Between paying and being paid

“…I always go to sea a sailor, because they make a point of paying me for my trouble, whereas they never pay passengers a single penny that I ever heard of. On the contrary, passengers themselves must pay. And there is all the difference in the world between paying and being paid. The act of paying is perhaps the most uncomfortable infliction that the two orchard thieves entailed upon us. But being paid—what will compare with it? The urbane activity with which a man receives money is really marvelous, considering that we so earnestly believe money to be the root of all earthly ills, and that on no account can a monied man enter heaven. Ah! how cheerfully we consign ourselves to perdition!”

—Herman Melville, Moby-Dick

They don’t levy any value judgments

“In Theravada Buddhism, the cause of all human suffering is identified, very succinctly, as craving.
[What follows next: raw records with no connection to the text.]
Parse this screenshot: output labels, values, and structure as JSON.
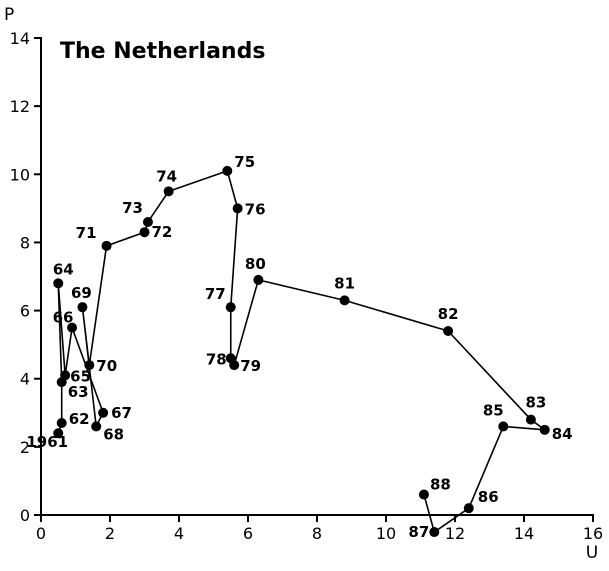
{
  "chart_data": {
    "type": "line",
    "title": "The Netherlands",
    "xlabel": "U",
    "ylabel": "P",
    "xlim": [
      0,
      16
    ],
    "ylim": [
      0,
      14
    ],
    "x_ticks": [
      0,
      2,
      4,
      6,
      8,
      10,
      12,
      14,
      16
    ],
    "y_ticks": [
      0,
      2,
      4,
      6,
      8,
      10,
      12,
      14
    ],
    "grid": false,
    "series": [
      {
        "marker": "filled-circle",
        "color": "#000000",
        "points": [
          {
            "label": "1961",
            "x": 0.5,
            "y": 2.4
          },
          {
            "label": "62",
            "x": 0.6,
            "y": 2.7
          },
          {
            "label": "63",
            "x": 0.6,
            "y": 3.9
          },
          {
            "label": "64",
            "x": 0.5,
            "y": 6.8
          },
          {
            "label": "65",
            "x": 0.7,
            "y": 4.1
          },
          {
            "label": "66",
            "x": 0.9,
            "y": 5.5
          },
          {
            "label": "67",
            "x": 1.8,
            "y": 3.0
          },
          {
            "label": "68",
            "x": 1.6,
            "y": 2.6
          },
          {
            "label": "69",
            "x": 1.2,
            "y": 6.1
          },
          {
            "label": "70",
            "x": 1.4,
            "y": 4.4
          },
          {
            "label": "71",
            "x": 1.9,
            "y": 7.9
          },
          {
            "label": "72",
            "x": 3.0,
            "y": 8.3
          },
          {
            "label": "73",
            "x": 3.1,
            "y": 8.6
          },
          {
            "label": "74",
            "x": 3.7,
            "y": 9.5
          },
          {
            "label": "75",
            "x": 5.4,
            "y": 10.1
          },
          {
            "label": "76",
            "x": 5.7,
            "y": 9.0
          },
          {
            "label": "77",
            "x": 5.5,
            "y": 6.1
          },
          {
            "label": "78",
            "x": 5.5,
            "y": 4.6
          },
          {
            "label": "79",
            "x": 5.6,
            "y": 4.4
          },
          {
            "label": "80",
            "x": 6.3,
            "y": 6.9
          },
          {
            "label": "81",
            "x": 8.8,
            "y": 6.3
          },
          {
            "label": "82",
            "x": 11.8,
            "y": 5.4
          },
          {
            "label": "83",
            "x": 14.2,
            "y": 2.8
          },
          {
            "label": "84",
            "x": 14.6,
            "y": 2.5
          },
          {
            "label": "85",
            "x": 13.4,
            "y": 2.6
          },
          {
            "label": "86",
            "x": 12.4,
            "y": 0.2
          },
          {
            "label": "87",
            "x": 11.4,
            "y": -0.5
          },
          {
            "label": "88",
            "x": 11.1,
            "y": 0.6
          }
        ]
      }
    ]
  }
}
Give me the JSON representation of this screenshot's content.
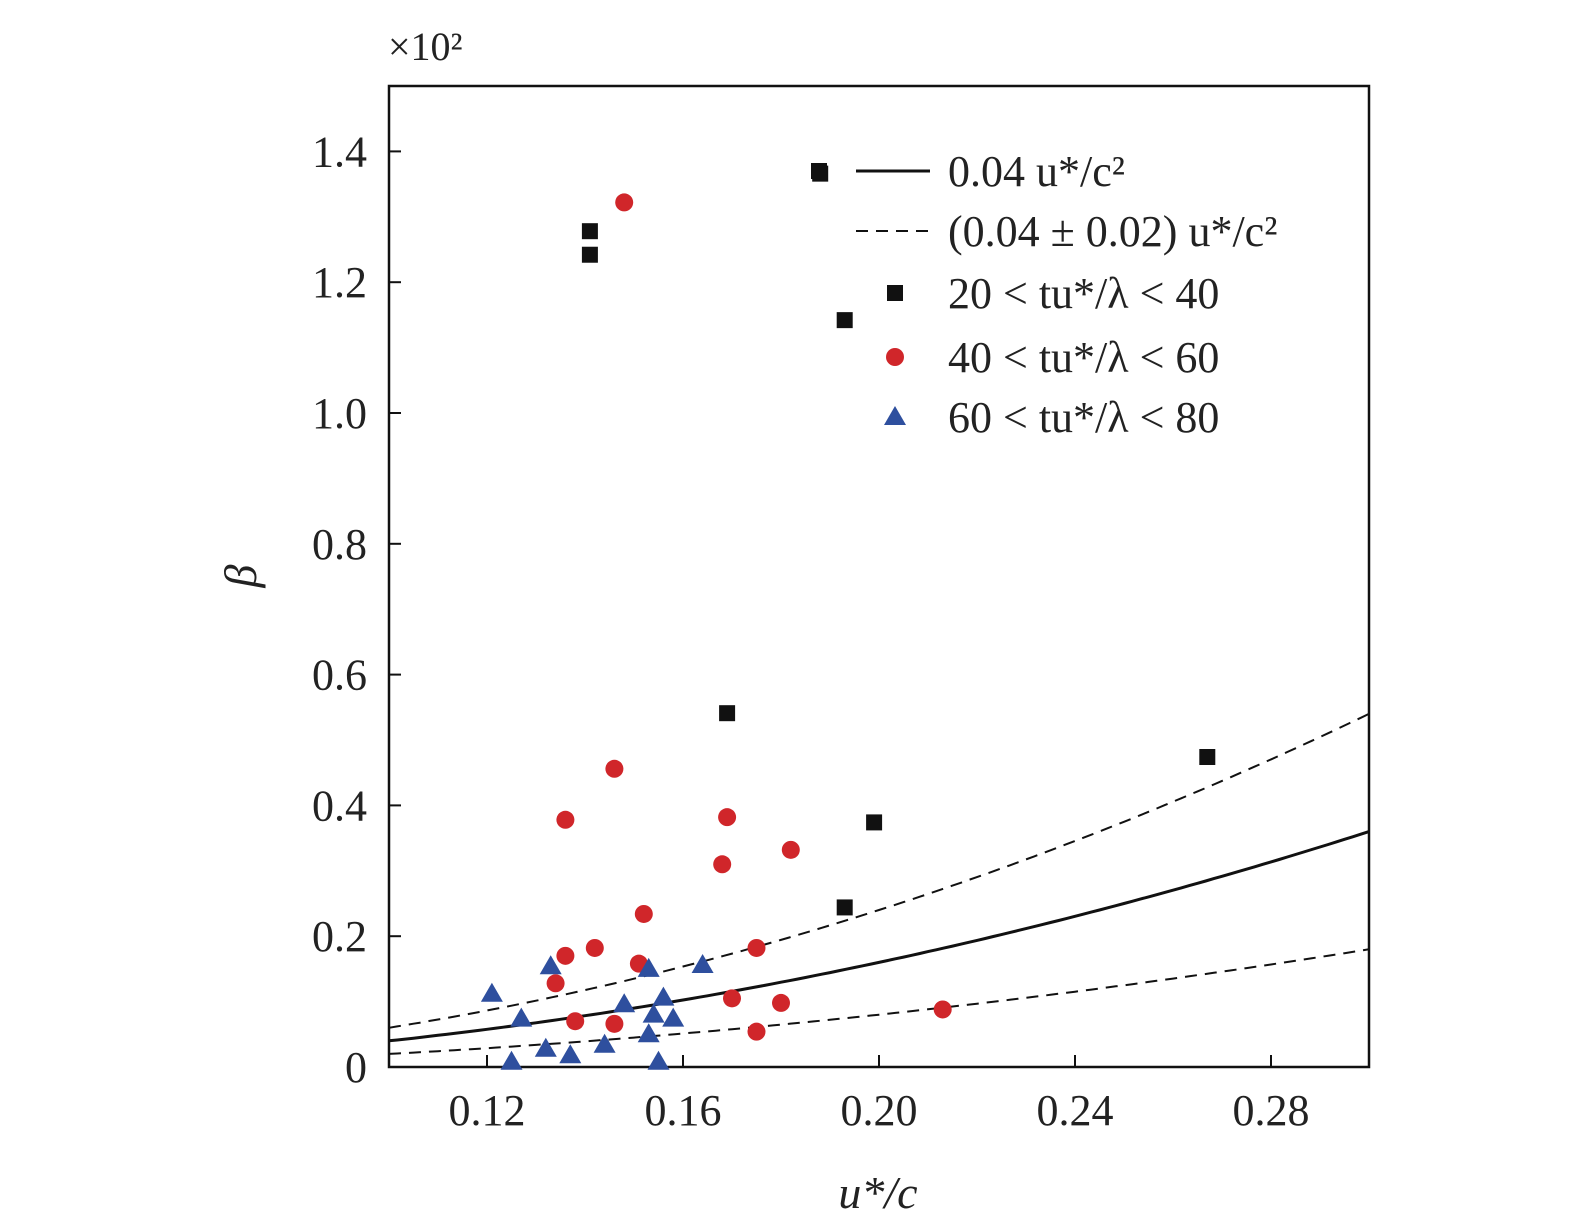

Tanha, it’s called, and it gives rise to the parasitic defilements of greed, hatred, and delusion. But the root of our problem, the cause of all human misery, is tanha: our insatiable craving for more. Economists have come to a similar judgment of the human condition, although they don’t levy any value judgments. To them, it simply is.”

—Peter Mountford, A Young Man’s Guide to Late Capitalism

What they call my shadow

“Yes, there is death in this business of whaling—a speechlessly quick chaotic bundling of man into Eternity. But what then? Methinks we have hugely mistaken this matter of Life and Death. Methinks that what they call my shadow here on earth is my true substance. Methinks that in looking at things spiritual, we are too much like oysters observing the sun through the water, and thinking that thick water the thinnest of air. Methinks my body is but the lees of my better being. In fact take my body who will, take it I say, it is not me.”